DOF: Philippines needs flexible IMF-WB backstops as risks mount
By Derco Rosal
Finance Secretary Frederick D. Go
President Marcos’ chief economic manager is pressing global financial institutions for enhanced budgetary support and emergency financing, warning that escalating Middle East tensions and climate-driven crises are severely narrowing the fiscal maneuvering room for emerging economies.
Speaking at the Intergovernmental Group of Twenty-Four (G-24) Ministers’ and Governors’ Meeting last week, Finance Secretary Frederick D. Go said that overlapping global challenges and climate-related crises are straining developing nations' ability to respond, particularly as fiscal space becomes more limited.
He noted that international support is important for protecting domestic jobs and maintaining economic momentum in the face of these persistent pressures. He stressed “the need for scaled-up and more flexible financing, including budget support and emergency funding tools.”
These mechanisms are intended to help the Philippines and similar economies absorb external shocks while continuing to fund the social services and development programs that support Filipino families.
Go also advocated for deeper mobilization of private capital to attract investments capable of generating quality jobs, particularly in infrastructure, digital services, and the energy transition.

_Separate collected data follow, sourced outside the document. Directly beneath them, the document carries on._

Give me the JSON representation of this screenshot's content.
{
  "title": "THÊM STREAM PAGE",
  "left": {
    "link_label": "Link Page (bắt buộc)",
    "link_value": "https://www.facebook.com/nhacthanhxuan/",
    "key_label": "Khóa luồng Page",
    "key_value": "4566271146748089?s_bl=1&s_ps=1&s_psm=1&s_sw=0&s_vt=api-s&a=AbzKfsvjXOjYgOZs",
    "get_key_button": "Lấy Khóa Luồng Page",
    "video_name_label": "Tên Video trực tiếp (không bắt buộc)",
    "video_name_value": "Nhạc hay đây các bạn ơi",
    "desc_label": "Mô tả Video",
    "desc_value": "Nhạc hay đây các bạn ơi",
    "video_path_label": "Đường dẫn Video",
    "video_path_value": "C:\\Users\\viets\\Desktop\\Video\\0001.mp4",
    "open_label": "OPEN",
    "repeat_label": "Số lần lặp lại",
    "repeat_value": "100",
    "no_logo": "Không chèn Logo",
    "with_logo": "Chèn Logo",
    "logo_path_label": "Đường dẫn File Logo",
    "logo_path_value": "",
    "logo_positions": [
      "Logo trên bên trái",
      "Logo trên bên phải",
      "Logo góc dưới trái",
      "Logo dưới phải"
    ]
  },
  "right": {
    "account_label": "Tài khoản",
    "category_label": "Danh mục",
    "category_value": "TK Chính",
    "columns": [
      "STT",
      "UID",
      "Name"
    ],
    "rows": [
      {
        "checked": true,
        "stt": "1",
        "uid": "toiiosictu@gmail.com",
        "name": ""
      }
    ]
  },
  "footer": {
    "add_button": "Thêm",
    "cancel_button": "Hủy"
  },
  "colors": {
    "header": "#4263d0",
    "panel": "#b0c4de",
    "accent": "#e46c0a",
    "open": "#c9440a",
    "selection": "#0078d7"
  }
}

Economic reforms, he said, must be paired with sustained support for human capital to ensure that growth results in better livelihoods for the workforce.
Go further called for support for disaster and climate resilience. As a climate-vulnerable nation, the Philippines is seeking “easier access to climate financing and technical assistance for disaster preparedness and climate-smart infrastructure.”
BPO, chips, renewables to lead job creation
The business process outsourcing (BPO) industry, the semiconductor and electronics manufacturing sector, and renewable energy are expected to lead in job creation for Filipinos, given their rapid expansion.
During the International Monetary Fund (IMF)- World Bank Spring Meetings held last week, Go identified these three sectors as the primary engines driving the Philippines' next wave of employment.
He noted that the Marcos administration’s main priority is creating high-quality jobs, and that every economic reform is designed with the singular purpose of providing livelihoods.
As per the government’s assessment, the BPO industry is evolving beyond basic functions into higher-value services, such as artificial intelligence, data analytics, and IT-enabled services.
On the manufacturing front, the Philippines is seeing continued expansion from global firms like Samsung, which are increasing investments in advanced semiconductor and electronics manufacturing.
Simultaneously, the government is turning environmental challenges into economic opportunities by harnessing wind, solar, and geothermal power.
“Our weakness is our strength. We get hit by many typhoons, so we need to harness wind power. We get a lot of sun, we need to harness solar power. And third, we’re also a volcanic country, we need to find ways to keep harnessing geothermal energy,” Go said.
To support this growth, the government is focusing on a stable and predictable business environment through key reforms like the CREATE MORE Act and the Public-Private Partnership (PPP) Code.
These initiatives are paired with investments in education and skills training to ensure the Filipino workforce is prepared for the technical demands of these emerging industries.
While the Philippines’ fast-growing working-age population presents a significant opportunity, experts from the International Finance Corporation (IFC) noted that it also poses a challenge that requires constant innovation, infrastructure development, and effective labor matching to ensure that growth translates into real opportunities.